The global recorded music business reached an important tipping point in 2015: Digital services now account for 45 percent of recorded music revenue and outstripped physical revenue for the first time, according to numbers released Wednesday by the global trade body IFPI.
The topline numbers show growth in the important places. Total recorded music revenue grew 3.2 percent to $15.0 billion. Digital revenues rose 10.2 percent even though download revenues fell 10.5 percent. Physical revenues dropped a manageable 4.5 percent and accounted for 39 percent of revenue. All are fine numbers in the grand scheme of things.
The global snapshot is equally positive. Low single-digit revenue growth was registered by North America (+1.4 percent) and Europe (+2.3 percent) while Asia improved 5.7 percent and Latin America rose 11.8 percent behind 80.4-percent growth in streaming revenue.
The most momentum happened with subscription services. Subscription revenue, excluding revenue from some services’ free tiers, jumped $58.9 million to $2 billion. The number of subscribers grew 66 percent to 68 million. The number of new subscribers, 27 million, was twice the 28-million subscriber gain in 2014 and over three times the growth in 2013.
The total value of digital sales amounted to $6.7 billion (up 10.2 percent year-on-year) with worldwide streaming revenues (including premium and ad-supported) climbing by a massive 45.2 percent to total $2.9 billion. That was enough to help offset a 10.5 percent decline in download sales ($3 billion) and 4.5 percent fall in physical formats.
Meanwhile, performance rights revenues increased by 4.4 percent to $2.1 billion, making it one of the most consistent growing revenue sources. Performance rights now represents 14 percent of the industry’s global revenue. Streaming accounts for 19 percent of global sales, up from 14 percent in 2014. Digital revenues now account for more than half the recorded music market in 19 markets, with the total number of paying subscribers now standing at 68 million, up from 41 million, according to IFPI figures.
Ad-supported streaming services did fare as well. Revenue from pure ad-supported services, not including hybrid paid-free services like Spotify and Deezer, rose just 11.3 percent to $630 million. The IFPI called this the difference a “value gap” that results from royalty rates that are “miniscule” compared to subscription service. “The market distorting value gap must be resolved if music is to thrive in the long term,” the report states.
In criticizing ad-supported services, the IFPI joined a growing list of trade bodies and music company executives to criticize YouTube for paying royalties that are relatively low when considering its popularity. The RIN report argues YouTube distorts its negotiations with labels by hiding behind the DMCA “safe harbor” rules that limit the liability of online intermediaries from the infringing actions of their users. The result, the IFPI argues, is YouTube can use an “act first, negotiate later” that “fundamentally distort[s] the negotiation process.”

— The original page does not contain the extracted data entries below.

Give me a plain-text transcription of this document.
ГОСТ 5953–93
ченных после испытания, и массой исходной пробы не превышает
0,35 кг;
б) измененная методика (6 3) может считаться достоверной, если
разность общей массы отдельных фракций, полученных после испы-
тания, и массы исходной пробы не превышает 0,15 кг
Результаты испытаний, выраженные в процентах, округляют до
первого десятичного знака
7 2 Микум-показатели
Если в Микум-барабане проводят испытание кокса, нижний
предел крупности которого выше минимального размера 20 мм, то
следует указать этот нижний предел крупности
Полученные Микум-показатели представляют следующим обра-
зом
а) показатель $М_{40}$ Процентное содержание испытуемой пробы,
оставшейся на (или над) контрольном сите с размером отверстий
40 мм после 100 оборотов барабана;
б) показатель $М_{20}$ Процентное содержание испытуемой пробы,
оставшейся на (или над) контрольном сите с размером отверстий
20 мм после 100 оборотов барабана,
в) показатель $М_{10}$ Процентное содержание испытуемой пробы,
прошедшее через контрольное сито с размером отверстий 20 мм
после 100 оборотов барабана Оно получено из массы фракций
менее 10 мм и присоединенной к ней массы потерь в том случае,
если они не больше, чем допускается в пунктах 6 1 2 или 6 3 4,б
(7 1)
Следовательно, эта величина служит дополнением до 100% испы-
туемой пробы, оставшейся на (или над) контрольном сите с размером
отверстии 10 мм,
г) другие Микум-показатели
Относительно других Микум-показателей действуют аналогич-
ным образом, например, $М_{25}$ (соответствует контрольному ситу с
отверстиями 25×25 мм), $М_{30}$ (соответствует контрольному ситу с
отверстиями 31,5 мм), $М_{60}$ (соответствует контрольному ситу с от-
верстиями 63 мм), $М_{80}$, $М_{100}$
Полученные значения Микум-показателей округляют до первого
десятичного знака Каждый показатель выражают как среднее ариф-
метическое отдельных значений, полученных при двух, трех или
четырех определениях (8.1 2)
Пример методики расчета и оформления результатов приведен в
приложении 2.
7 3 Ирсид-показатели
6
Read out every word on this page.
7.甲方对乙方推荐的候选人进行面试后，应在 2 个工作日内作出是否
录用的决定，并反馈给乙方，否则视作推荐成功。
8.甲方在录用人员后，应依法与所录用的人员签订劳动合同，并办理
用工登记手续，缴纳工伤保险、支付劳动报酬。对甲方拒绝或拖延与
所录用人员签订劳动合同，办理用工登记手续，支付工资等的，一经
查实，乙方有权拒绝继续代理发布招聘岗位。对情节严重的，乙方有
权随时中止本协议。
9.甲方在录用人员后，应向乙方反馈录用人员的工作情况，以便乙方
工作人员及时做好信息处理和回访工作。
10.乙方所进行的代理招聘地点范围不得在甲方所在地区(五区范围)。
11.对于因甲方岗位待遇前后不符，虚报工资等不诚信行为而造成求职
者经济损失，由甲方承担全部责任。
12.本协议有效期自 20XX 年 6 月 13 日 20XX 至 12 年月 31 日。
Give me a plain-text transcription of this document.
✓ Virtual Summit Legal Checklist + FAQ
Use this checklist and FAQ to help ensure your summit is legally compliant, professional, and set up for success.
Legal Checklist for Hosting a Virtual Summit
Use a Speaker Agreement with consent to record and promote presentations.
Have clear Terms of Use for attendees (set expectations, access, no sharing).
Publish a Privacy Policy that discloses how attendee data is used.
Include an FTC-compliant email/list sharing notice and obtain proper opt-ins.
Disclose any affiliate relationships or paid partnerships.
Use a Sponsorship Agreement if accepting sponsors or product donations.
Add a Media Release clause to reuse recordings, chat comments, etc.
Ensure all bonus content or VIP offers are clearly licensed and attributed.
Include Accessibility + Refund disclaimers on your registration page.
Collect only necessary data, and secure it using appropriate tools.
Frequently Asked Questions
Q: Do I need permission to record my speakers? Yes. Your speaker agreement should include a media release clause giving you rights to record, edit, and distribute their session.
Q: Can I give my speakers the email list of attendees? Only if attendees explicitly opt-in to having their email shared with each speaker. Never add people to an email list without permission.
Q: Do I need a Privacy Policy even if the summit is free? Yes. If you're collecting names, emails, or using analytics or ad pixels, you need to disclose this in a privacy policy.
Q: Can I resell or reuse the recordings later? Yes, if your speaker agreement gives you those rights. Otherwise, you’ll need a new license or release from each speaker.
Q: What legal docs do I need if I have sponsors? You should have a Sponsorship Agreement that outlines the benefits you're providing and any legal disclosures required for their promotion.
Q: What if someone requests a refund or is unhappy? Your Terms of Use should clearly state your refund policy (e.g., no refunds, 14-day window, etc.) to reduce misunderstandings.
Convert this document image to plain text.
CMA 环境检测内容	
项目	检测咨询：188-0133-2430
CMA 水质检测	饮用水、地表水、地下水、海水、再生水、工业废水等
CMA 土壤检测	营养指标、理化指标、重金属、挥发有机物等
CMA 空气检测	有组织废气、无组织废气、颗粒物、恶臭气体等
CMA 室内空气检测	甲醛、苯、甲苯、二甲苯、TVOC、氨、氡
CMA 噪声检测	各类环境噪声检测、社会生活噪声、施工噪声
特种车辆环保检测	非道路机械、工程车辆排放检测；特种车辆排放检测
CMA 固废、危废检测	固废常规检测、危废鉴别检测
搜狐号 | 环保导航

What’s the amount of the “value gap”? The IFPI calculates Spotify’s average royalties per user was $18 in 2014, the latest year for which data is available. YouTube’s ARPU was “less than $1,” the report states.
Eliminating or significantly reducing the value gap won’t be easy. As a comparison, Pandora’s ARPU was $1.76 in the fourth quarter of 2015, according to its latest financial statement. One could argue Pandora can improve its ARPU — and must to reach profitability — but the company is a closer corollary to YouTube than Spotify, which is primarily a subscription service. Both Pandora and YouTube are primarily free, ad-supported services. In any case, as the European Commission determined last year, a value gap exists and rights owners are pushing hard to lessen it.